Das WDR Sinfonieorchester unter der Leitung von Miguel Pérez Iñesta spielte an diesem Abend Werke von neun Komponistinnen, wobei das „Konzert für Klavier und Orchester a-Moll“ von Clara Schumann im Mittelpunkt stand.
So unterschiedlich wie die Komponistinnen war auch die Musik, die vom Impressionismus über den Neoklassizismus bis zur Romantik reichte.
Den Anfang machte Maria Bach, die nicht nur als Komponistin, sondern auch als Malerin tätig war. Sie schrieb 400 Lieder, und im Konzert erklangen die „Préludes des cloches“, ein kleines impressionistisches Stück.
Die rhythmisch-dynamische „Ouvertüre“ von Grażyna Bacewicz begeisterte das Publikum auf Anhieb. Die polnische Komponistin erhielt leider nicht die Aufmerksamkeit wie ihre männlichen Kollegen, z.B. Penderecki.

Augusta Holmès wurde eine „glorreiche Karriere“ vorausgesagt, doch viele ihrer Werke sind noch unentdeckt. Auch hier muss man sagen: leider, denn das träumerisch-lyrische „La nuit et l’amour“ ist von bezaubernder Schönheit.
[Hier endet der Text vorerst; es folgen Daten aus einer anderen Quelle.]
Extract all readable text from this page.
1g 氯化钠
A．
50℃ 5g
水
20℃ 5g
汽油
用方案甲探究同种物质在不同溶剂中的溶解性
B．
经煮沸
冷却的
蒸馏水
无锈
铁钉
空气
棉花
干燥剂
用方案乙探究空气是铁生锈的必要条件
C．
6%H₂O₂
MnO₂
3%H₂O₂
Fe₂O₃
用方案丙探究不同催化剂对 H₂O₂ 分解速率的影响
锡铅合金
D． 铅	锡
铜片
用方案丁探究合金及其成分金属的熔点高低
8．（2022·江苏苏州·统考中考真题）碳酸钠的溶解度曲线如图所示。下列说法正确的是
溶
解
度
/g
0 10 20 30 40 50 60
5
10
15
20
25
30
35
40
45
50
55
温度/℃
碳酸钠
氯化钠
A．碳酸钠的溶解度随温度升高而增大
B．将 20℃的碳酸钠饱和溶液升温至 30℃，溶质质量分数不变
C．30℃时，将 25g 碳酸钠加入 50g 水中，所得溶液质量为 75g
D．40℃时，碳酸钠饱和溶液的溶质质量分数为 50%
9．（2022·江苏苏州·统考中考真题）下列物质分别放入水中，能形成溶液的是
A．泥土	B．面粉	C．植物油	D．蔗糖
Elizabeth Maconchy wird gerne auf ihre 13 Streichquartette reduziert. Dabei hat sie viel mehr Musik komponiert, die leider nur selten auf den Spielplänen der Konzerthäuser zu finden ist. Dass sich das ändern sollte, zeigte das gespielte „Allegro molto“ aus der „Sinfonie für Doppelstreichorchester“.
Neoklassizistisch kam die „Petite Suite“ von Germaine Tailleferre daher. Die eingängigen, verspielten Melodien wirkten beruhigend. Einige Musiker waren auf den oberen Rängen verteilt, was ein interessantes Klangbild ergab.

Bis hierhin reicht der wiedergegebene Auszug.